No julgamento da ADI 1.585-1, o Pretório Excelso decidiu no seguinte sentido: “Despesas de pessoal: limite de fixação delegada pela Constituição à lei complementar (CF, art. 169), o que reduz sua eventual superação à questão de ilegalidade e só mediata ou reflexamente de inconstitucionalidade, a cuja verificação não se presta a ação direta [...]”.ADIMC 1.585/DF. T. Pleno. Rel. Min. Sepúlveda Pertence. DJU 3/4/1998, p. 1. Em seu voto, o Relator entendeu que “[...] a superação dos limites de despesas de pessoal fixados na lei complementar já configuraria questão de inconstitucionalidade reflexa ou mediata, por violação da norma infraconstitucional interposta – a cuja solução não se presta a ação direta [...]” (fls. 51).

107

AgReg n.° 90.741. 1.a Turma. Rel. Min.

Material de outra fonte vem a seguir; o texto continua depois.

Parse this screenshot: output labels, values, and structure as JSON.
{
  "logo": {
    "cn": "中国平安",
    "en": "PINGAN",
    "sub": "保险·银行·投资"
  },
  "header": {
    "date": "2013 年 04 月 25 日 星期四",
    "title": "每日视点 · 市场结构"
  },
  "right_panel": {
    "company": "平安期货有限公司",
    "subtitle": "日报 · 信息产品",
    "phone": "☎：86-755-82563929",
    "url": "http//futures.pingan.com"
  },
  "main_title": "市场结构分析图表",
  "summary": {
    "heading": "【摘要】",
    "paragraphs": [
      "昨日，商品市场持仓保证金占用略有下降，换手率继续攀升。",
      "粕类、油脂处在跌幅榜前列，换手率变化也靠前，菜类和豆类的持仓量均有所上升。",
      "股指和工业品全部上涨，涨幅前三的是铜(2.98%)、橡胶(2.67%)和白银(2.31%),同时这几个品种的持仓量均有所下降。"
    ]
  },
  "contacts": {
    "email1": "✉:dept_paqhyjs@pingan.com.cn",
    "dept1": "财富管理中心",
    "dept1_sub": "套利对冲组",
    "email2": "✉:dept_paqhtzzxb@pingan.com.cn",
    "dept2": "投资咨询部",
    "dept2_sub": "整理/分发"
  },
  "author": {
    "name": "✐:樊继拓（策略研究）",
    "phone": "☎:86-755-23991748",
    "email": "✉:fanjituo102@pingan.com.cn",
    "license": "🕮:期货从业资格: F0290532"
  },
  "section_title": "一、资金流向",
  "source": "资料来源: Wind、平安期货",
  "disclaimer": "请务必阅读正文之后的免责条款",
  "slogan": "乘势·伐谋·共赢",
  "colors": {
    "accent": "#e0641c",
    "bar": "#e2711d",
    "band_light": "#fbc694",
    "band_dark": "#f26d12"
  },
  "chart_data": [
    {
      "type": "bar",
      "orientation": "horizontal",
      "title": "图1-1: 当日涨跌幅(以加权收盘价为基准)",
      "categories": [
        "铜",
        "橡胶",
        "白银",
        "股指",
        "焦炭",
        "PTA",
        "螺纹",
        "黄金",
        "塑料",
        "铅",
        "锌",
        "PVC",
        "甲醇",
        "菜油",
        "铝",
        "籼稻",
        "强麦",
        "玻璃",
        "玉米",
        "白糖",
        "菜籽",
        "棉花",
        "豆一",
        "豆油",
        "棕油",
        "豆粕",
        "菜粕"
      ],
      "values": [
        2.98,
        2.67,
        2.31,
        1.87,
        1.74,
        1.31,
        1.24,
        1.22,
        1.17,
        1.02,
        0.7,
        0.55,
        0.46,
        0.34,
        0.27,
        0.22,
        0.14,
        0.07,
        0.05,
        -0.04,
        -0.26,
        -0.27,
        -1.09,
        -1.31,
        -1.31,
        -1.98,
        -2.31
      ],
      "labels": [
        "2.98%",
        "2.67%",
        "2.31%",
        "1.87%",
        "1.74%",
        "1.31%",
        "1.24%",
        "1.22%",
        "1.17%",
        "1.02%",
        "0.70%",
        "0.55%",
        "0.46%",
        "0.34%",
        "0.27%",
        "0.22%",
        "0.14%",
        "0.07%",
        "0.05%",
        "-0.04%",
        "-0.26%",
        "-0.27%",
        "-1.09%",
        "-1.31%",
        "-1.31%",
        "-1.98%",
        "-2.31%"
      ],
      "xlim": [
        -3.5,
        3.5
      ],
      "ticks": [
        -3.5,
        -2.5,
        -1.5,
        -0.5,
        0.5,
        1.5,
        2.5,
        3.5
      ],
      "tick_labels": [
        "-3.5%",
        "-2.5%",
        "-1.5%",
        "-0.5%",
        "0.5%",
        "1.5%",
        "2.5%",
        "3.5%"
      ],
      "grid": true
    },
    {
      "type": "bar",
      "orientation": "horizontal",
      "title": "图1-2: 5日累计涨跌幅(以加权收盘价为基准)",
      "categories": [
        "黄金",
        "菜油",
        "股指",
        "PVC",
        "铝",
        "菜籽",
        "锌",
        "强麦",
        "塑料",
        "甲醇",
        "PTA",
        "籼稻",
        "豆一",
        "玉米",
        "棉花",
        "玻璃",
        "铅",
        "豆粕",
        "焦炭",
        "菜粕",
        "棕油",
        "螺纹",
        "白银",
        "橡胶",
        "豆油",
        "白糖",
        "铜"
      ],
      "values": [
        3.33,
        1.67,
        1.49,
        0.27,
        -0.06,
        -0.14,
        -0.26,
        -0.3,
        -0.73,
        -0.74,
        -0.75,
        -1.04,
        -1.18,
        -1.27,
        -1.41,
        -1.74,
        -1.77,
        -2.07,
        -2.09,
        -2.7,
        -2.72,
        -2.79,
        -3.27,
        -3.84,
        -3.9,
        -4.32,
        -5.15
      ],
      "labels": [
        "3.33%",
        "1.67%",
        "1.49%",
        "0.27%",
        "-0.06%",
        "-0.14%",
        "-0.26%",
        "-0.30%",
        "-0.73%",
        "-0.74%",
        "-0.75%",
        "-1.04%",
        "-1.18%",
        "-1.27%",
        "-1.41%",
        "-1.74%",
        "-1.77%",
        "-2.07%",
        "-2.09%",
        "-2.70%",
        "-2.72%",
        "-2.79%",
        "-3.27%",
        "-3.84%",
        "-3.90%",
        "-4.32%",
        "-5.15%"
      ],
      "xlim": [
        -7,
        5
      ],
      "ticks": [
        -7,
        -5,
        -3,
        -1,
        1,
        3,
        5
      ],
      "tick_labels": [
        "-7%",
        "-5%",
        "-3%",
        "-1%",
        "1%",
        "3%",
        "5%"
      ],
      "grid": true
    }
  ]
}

Néri da Silveira. DJU 6/4/1984: “Não empresta nível constitucional a matéria decidida o fato de estar baseada em preceito de lei complementar. A lei complementar situa-se no plano da legislação ordinária, não assumindo hierarquia constitucional”.

108

AgReg n.° 195.681 / PR. 1.a Turma. Rel. Min. Ilmar Galvão. DJU 19/9/1997. O grande problema é que, ultimamente, o Superior Tribunal de Justiça tem considerado o conflito entre lei complementar e ordinária matéria constitucional, sujeita, portanto, a recurso extraordinário (e não recurso especial): “1. CONSTITUCIONAL. CONFLITO ENTRE LEI COMPLEMENTAR E LEI ORDINÁRIA. A lei ordinária que dispõe a respeito de matéria reservada à lei complementar usurpa competência fixada na Constituição Federal, incidindo no vício de inconstitucionalidade; o Código Tributário Nacional, na parte em que dispõe sobre normas gerais, embora lei ordinária, cumpre função de lei complementar, conforme iterativos pronunciamentos do Supremo Tribunal Federal. 2. [...] a questão daí resultante é, evidentemente, de nível constitucional, não se expondo a recurso especial. Embargos de divergência acolhidos” (EResp 129.925/RS. Primeira Seção. Rel. Min. Ari Pargendler. DJU 15/5/2000, p. 115). No mesmo sentido, o Resp 183.178/RN. 1a Turma. Rel. Francisco Peçanha Martins. DJU 5/4/1999, p. 117.